Podsol (also spelled Podzol) is the typical soil of Boreal forests. The name is Russian for ash soil, and it is found in areas that are wet and cold (for example in Northern Ontario). The bleached soil, which is usually 4-8 cm thick, is low in iron and lime, and is formed under moist and cool conditions. It is found under a layer of organic material in the process of decomposition, which is usually 5-10 cm thick. In the middle, there is often a thin layer of 0,5 to 1 cm. The bleached soil goes over into a red or redbrown horizon called rusty soil. The color is strongest in the upper part, and change at a depth of 50 to 100 cm progressively to the part of the soil that is mainly not affected by processes; that is the parent material. The soil profiles are designated the letters A (transitional layer with organic matter), E (bleached soil), B (rusty soil) and C (parent material).

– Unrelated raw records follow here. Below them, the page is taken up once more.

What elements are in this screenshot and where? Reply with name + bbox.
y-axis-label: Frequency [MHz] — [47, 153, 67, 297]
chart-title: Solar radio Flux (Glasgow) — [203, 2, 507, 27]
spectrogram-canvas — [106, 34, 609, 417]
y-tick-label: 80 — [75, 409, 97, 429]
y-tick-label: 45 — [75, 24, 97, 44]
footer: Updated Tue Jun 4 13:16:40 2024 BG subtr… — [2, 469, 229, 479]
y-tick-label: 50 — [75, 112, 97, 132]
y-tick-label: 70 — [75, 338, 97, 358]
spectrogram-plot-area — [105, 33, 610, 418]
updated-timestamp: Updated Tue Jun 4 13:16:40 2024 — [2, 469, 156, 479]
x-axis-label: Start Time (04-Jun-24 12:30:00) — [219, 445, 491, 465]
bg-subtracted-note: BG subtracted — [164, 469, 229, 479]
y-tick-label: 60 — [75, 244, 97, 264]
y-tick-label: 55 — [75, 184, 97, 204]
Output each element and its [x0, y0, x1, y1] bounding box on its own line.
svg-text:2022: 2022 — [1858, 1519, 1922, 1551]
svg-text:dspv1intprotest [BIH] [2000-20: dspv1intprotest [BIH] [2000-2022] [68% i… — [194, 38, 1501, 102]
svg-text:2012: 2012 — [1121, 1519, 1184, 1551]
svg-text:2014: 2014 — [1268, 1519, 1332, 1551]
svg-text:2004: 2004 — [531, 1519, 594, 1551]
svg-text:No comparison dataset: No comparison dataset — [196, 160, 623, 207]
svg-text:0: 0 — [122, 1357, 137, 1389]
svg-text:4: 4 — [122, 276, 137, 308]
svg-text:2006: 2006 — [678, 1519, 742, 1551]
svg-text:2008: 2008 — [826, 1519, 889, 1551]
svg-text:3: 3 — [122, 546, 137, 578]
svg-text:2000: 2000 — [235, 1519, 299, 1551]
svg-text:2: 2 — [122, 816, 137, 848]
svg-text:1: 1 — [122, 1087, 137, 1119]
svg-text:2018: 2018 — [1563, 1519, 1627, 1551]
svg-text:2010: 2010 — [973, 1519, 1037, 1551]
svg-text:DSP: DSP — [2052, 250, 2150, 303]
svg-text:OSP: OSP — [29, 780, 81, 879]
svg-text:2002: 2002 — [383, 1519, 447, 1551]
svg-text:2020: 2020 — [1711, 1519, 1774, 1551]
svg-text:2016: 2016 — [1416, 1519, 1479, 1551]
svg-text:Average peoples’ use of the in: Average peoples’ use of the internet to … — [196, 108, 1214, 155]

Podzolisation is a complex process (or number of sub-processes) in which organic material and soluble minerals (commonly iron and aluminium) are leached from the A to the B horizon.
This process of podzolisation results in the characteristic soil profile of spodosols, in which the E horizon is an ashen grey or white colour without structure and there is a distinctive hardpan oxide layer in the B horizon.
However, as conifers allelopathically reduce competition by producing a thick O horizon of acidic and poisonous leaf litter that is slow to decompose, the primary form of plant-soil interactions is that of the conifers themselves.